Hey. You know how you can out-smart, or more preferably, out-fox someone who is smart? What would you say when you out-cockied someone who has a cocky way about them? Because I'm pretty sure 'out-cockied' is not something you say on any planet. And while I'm here, does that come with a hyphen?
I like out-strutted. Doesn't matter in the slightest if it's not a ratified, dictionary-stamped word. If the meaning comes across clearly and intuitively, that's all that should really matter. There's a person in one of my other groups whose online persona is "the person who posts the dry dusty bones of long-dead words that have not been uttered by a single living human in well over a century, as though they were treasures with which to adorn one's work", which would be the opposite paradigm to what your out-strutted represents. It may not have been born within sanctified wedlock, so to speak, but it is most certainly alive and kicking.

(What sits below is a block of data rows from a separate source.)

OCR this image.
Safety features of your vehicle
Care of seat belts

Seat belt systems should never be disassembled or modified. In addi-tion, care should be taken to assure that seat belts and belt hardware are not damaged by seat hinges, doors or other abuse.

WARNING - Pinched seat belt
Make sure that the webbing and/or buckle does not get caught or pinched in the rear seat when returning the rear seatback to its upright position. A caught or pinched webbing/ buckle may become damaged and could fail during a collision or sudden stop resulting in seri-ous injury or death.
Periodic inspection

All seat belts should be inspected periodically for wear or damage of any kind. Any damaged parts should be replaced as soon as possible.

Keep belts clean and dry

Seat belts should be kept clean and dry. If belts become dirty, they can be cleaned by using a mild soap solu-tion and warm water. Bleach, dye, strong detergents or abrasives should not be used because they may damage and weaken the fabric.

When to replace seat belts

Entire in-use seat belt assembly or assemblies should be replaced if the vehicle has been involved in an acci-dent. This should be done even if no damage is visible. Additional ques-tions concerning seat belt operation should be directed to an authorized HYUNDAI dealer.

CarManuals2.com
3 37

Yeah, maybe I should have specified. I wouldn't mind something that can be found in a dictionary, but I have no qualms at all with any combination of letters that gets the message through.

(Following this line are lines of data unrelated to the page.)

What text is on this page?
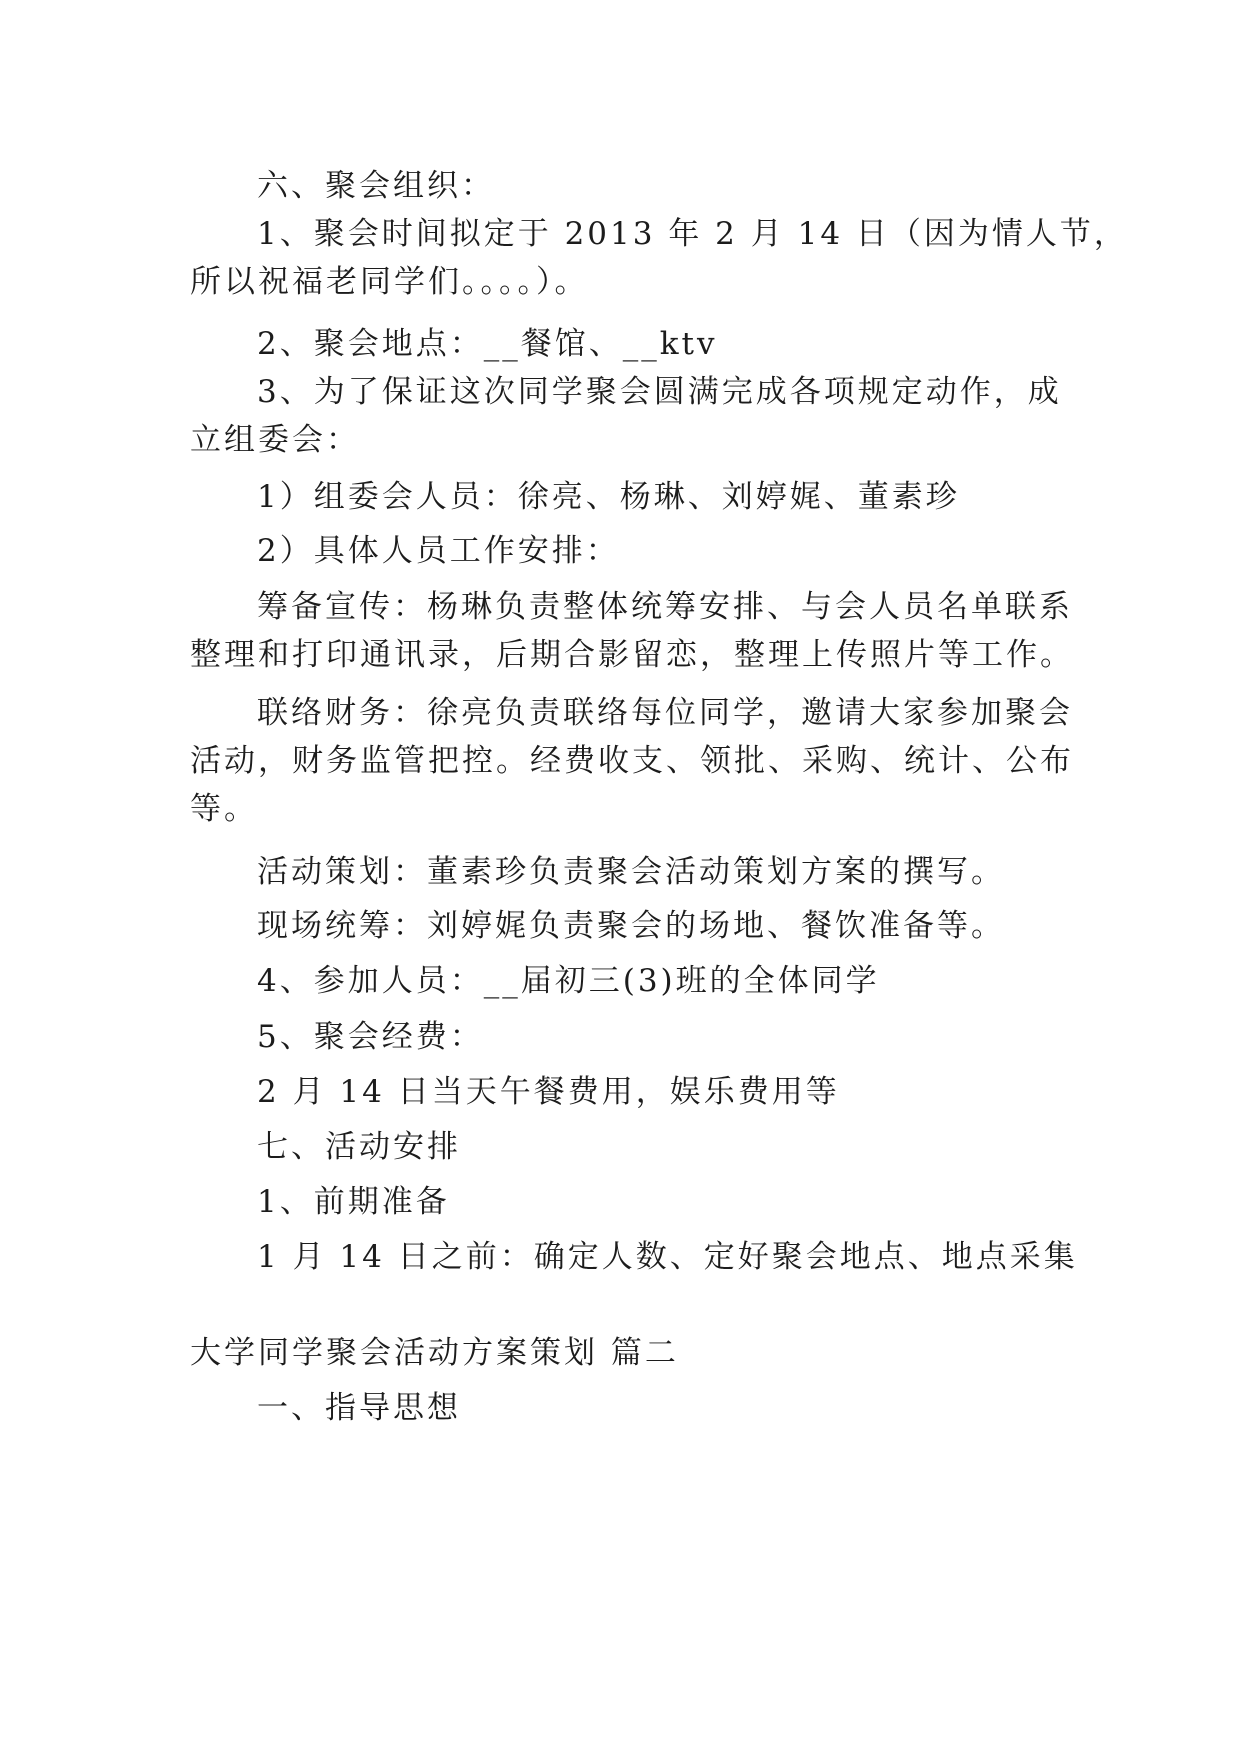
六、聚会组织：

1、聚会时间拟定于 2013 年 2 月 14 日（因为情人节，

所以祝福老同学们。。。。）。

2、聚会地点：__餐馆、__ktv

3、为了保证这次同学聚会圆满完成各项规定动作，成

立组委会：

1）组委会人员：徐亮、杨琳、刘婷娓、董素珍

2）具体人员工作安排：

筹备宣传：杨琳负责整体统筹安排、与会人员名单联系

整理和打印通讯录，后期合影留恋，整理上传照片等工作。

联络财务：徐亮负责联络每位同学，邀请大家参加聚会

活动，财务监管把控。经费收支、领批、采购、统计、公布

等。

活动策划：董素珍负责聚会活动策划方案的撰写。

现场统筹：刘婷娓负责聚会的场地、餐饮准备等。

4、参加人员：__届初三(3)班的全体同学

5、聚会经费：

2 月 14 日当天午餐费用，娱乐费用等

七、活动安排

1、前期准备

1 月 14 日之前：确定人数、定好聚会地点、地点采集

大学同学聚会活动方案策划 篇二

一、指导思想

I dunno, is "being cocky" even something you can really best others at? I mean, sure, you can be cockier than a rather cocky person, but that doesn't in itself imply a conflict. Outsmarting or outwitting someone suggests you've somehow defeated them in an intellectual battle or competition with some sort of criteria for determining a winner. It's kinda context sensitive. Like, Usain Bolt can run much faster that I can, but that's not the same thing as Usain Bolt outrunning me. For that, the two of us would need to meet and race each other, or I guess I could be chasing him for some reason, whatever. "Outcockied" to me mostly sounds like a tongue-in-cheek way of telling a cocky person that you've found someone even cockier, implying the latter needs to put more effort into it.
I think it's something to think on, get in a bit of imagery maybe: eclipsed, overshadowed, cowed by a bigger cocksureness. Make the plot point memorable. Yes. Another way would be to switch the focus. Point it at the one who's been out(done).. Mickey's swagger took a hiding that day, he knew it, he couldn't stake such a claim.

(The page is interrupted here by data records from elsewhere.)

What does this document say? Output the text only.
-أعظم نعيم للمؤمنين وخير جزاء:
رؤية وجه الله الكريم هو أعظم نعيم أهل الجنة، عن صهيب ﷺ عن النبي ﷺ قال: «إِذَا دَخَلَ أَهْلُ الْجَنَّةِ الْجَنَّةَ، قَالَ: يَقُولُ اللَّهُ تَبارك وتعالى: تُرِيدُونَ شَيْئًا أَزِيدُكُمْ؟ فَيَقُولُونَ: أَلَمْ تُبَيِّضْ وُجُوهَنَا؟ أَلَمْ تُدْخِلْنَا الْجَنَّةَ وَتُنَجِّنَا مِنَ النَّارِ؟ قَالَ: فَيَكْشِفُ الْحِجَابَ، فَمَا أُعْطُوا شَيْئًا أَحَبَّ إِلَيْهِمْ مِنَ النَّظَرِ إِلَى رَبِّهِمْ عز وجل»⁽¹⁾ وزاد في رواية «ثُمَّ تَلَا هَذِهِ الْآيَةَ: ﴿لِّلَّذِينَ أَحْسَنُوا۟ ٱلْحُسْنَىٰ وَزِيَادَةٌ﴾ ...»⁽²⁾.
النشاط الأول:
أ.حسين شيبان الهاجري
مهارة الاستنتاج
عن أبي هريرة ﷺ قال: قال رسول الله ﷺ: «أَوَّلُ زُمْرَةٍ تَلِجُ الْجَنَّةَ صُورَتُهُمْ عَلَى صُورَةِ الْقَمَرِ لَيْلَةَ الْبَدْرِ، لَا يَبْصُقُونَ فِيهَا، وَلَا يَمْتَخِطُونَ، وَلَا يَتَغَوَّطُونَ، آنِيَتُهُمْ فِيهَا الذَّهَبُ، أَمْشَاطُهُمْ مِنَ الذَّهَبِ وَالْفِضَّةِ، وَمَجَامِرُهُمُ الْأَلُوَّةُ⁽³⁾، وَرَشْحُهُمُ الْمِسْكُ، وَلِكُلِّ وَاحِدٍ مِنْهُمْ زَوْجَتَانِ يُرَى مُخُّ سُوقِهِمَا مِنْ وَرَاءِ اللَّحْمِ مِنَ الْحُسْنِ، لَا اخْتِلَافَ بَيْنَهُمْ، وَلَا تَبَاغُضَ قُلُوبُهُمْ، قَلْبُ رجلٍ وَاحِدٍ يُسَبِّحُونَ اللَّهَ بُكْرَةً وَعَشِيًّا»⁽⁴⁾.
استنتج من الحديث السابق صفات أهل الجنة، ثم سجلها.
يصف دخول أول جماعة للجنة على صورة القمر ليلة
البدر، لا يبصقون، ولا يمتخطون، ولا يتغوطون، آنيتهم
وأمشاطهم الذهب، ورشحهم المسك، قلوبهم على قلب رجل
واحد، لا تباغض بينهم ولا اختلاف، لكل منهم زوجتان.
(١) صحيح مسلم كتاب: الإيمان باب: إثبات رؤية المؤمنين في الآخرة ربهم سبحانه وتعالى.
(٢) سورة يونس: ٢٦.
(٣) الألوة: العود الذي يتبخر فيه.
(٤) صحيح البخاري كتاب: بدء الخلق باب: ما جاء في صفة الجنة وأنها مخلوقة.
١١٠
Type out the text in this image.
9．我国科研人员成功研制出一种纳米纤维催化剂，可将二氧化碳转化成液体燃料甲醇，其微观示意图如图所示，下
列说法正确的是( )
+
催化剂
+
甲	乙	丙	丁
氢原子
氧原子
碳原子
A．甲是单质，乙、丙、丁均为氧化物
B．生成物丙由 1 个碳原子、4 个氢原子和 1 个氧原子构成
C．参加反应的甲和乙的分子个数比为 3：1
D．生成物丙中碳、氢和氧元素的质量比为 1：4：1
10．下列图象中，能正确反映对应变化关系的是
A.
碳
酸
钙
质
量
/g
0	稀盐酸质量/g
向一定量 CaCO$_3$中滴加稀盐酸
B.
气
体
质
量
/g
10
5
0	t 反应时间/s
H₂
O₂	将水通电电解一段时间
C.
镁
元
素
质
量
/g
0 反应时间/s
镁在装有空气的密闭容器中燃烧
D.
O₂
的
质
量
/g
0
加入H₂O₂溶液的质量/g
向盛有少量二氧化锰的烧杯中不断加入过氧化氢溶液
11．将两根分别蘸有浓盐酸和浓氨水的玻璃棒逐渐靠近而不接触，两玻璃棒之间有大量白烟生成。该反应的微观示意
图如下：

Considering the subject the characters were talking about just before, it's probably best to not use this one. ;o)
I'm gonna let it simmer until I come across it again in draft 2. See what all these new words stuck in the back of my head will make me think about it then. I like out-swaggered. One-upped is a contender too. But every time I go to change it I look at out-cockied and don't change it for some reason. So, I guess it's best to let it lie until I forget about it, so it surprises me when I get back to it. If that makes any sense.